It took eight years to come to fruition, but the $20 million Wright House will open in August to 120 University of Georgia students.
Built by the Atlanta Archdiocese of the Episcopal Church, the Wright House is a residence hall on Lumpkin Street that offers students of any or no faith an “intentional living experience,” according to the Rev. Lang Lowrey, who directs Christian enterprise for the Atlanta Archdiocese. He shepherded the project through multiple meetings with the Athens-Clarke County Planning Department, Athens-based BNA Architects (which designed the building), University of Georgia officials and financial backers.
The facility is named in honor of the Right Rev. Robert Wright, bishop of the Atlanta Archdiocese, which includes over 75 counties in North and Middle Georgia. In having the residential center named for him, Wright said, “I thought, ‘They must know something about my mortality or the length of my service.’” He has been the bishop since 2012.

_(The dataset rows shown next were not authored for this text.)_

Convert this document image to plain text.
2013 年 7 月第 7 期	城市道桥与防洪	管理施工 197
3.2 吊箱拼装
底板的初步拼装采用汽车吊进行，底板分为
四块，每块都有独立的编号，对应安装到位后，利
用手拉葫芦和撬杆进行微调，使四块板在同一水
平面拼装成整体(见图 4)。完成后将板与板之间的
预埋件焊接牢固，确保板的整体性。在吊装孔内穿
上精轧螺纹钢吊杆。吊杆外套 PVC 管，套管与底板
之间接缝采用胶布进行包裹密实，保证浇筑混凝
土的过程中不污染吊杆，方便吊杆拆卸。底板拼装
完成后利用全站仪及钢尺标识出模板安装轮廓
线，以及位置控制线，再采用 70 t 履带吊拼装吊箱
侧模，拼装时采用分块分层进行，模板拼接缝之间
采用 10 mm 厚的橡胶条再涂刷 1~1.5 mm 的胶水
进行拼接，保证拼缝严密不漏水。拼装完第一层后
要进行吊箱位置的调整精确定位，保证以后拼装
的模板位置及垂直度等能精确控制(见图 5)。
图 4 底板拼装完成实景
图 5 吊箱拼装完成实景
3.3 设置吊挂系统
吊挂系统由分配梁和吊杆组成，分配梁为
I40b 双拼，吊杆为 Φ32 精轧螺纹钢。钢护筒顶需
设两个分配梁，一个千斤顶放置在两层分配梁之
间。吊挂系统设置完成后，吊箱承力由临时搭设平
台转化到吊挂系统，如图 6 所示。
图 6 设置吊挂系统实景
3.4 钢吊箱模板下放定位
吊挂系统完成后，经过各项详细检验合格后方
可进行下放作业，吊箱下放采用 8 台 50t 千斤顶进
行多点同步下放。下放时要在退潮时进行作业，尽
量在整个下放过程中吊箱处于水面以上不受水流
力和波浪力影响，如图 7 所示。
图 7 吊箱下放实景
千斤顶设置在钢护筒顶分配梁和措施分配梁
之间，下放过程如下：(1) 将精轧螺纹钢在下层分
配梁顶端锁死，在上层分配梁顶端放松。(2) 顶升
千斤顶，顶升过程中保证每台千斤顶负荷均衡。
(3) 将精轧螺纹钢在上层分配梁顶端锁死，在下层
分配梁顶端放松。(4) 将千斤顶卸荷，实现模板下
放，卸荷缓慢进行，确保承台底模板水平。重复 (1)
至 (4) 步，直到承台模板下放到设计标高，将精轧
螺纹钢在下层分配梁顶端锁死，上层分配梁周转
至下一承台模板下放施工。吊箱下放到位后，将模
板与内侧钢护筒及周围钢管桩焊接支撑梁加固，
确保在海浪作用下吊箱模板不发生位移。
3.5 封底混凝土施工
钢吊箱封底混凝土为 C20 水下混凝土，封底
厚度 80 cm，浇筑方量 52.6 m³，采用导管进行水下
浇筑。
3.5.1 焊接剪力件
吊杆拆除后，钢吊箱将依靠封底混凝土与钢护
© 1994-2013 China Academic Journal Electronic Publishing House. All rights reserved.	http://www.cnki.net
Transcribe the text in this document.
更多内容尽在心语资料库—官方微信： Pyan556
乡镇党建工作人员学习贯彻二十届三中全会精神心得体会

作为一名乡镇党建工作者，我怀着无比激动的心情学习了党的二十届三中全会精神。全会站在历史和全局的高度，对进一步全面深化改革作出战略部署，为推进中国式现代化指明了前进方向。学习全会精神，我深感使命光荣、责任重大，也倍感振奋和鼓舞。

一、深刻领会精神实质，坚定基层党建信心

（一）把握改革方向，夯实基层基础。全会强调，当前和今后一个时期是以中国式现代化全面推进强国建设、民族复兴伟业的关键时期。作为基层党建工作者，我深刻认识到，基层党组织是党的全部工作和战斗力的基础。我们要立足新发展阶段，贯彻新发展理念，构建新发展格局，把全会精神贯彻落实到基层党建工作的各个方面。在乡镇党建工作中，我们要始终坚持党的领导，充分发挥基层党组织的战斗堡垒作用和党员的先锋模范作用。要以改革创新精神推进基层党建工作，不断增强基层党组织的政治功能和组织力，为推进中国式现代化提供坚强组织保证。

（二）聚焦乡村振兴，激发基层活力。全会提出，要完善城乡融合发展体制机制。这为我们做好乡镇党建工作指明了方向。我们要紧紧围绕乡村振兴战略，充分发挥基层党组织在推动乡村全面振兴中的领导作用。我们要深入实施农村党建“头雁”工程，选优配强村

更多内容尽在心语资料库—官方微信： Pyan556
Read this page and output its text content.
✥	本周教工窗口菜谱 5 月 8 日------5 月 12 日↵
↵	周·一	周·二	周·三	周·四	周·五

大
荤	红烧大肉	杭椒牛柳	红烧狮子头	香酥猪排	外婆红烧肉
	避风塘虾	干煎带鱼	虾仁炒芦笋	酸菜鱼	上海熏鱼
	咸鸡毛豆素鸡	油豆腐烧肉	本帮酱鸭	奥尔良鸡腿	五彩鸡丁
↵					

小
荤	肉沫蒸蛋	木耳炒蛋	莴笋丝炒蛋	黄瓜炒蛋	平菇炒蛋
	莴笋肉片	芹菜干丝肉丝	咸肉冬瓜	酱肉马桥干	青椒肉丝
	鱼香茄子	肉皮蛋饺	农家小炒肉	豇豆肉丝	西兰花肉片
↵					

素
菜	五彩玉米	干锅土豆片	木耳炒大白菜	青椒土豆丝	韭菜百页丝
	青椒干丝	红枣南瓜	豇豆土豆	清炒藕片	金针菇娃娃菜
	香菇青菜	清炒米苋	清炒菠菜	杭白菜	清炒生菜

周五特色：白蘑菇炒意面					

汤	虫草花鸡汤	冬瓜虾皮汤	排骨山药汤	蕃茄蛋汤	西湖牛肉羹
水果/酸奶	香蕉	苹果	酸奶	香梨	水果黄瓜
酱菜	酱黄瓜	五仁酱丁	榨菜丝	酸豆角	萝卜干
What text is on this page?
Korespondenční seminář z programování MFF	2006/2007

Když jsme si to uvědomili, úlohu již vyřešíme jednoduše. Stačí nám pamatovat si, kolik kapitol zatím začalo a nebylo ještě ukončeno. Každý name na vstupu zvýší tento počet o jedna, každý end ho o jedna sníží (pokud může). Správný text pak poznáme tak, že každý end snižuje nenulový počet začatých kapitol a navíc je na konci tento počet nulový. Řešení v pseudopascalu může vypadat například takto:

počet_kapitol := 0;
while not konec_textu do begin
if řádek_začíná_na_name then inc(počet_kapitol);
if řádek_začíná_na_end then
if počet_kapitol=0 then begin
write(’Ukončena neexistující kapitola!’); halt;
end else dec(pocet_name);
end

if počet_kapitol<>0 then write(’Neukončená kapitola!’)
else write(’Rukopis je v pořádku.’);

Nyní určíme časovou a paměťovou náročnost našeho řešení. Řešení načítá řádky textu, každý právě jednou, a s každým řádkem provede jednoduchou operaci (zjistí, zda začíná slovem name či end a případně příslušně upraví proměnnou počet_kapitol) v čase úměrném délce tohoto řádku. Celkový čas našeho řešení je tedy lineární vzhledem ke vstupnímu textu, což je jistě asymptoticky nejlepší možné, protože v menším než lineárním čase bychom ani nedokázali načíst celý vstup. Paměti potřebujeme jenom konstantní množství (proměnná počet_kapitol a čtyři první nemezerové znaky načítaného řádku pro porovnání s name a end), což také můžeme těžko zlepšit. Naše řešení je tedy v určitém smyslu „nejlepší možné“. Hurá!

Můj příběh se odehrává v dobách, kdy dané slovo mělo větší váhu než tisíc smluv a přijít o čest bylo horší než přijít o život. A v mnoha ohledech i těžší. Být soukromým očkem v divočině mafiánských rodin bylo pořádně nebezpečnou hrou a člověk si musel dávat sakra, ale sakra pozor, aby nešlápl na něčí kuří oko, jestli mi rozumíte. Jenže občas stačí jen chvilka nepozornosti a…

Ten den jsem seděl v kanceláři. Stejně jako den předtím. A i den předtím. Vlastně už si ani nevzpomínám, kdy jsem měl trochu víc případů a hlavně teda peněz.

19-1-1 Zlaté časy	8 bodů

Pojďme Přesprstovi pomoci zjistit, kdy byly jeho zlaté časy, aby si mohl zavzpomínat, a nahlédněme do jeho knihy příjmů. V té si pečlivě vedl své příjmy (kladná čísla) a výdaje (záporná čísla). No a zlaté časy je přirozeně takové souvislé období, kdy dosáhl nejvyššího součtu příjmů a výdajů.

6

The final design has changed markedly from one publicized in 2017, when UGA officials balked at giving the facility access via University Court, a private street that snakes by Oglethorpe House and runs from Lumpkin Street to Cloverhurst Avenue. They later relented.
“We worked with UGA until we had a scale and mass they were comfortable with,” said Brett Nave, CEO of BNA Architects. “We did four different versions of the project. We scaled it down to look like smaller buildings and stepped it back from the street to make it more scaled for people. It’s a lot of little buildings together.”
The facility has one-, two-, three- and four-bedroom apartments, each with a common space—“a little living room,” said Nave—and a “dorm kitchen,” which includes a small refrigerator, a sink, a microwave and a convection dishwasher, but no stovetop or oven. Living in an apartment onsite will be the Rev. Clayton Harrington, the Episcopal campus minister who’s also on staff at Emmanuel Episcopal Church.
There are green spaces throughout the facility. Roofs that aren’t green are painted a reflective white, Nave said. Besides residential rooms, the four-story Wright House comes with on-site parking, a fitness center, a roof deck, a large shared kitchen and a small coffee shop on the bottom floor. A ground-level chapel can double as a multi-purpose room that can accommodate events other than a worship service—say, a community yoga class.
Rooms are priced “at market rate,” said developer Larry Kelly of Pope and Land, which financed the project. That means $1,000 a room. To make living at Wright House more affordable for the less affluent, the Atlanta Archdiocese has created The Wright Foundation. It will cover the cost of housing for those who can’t afford it.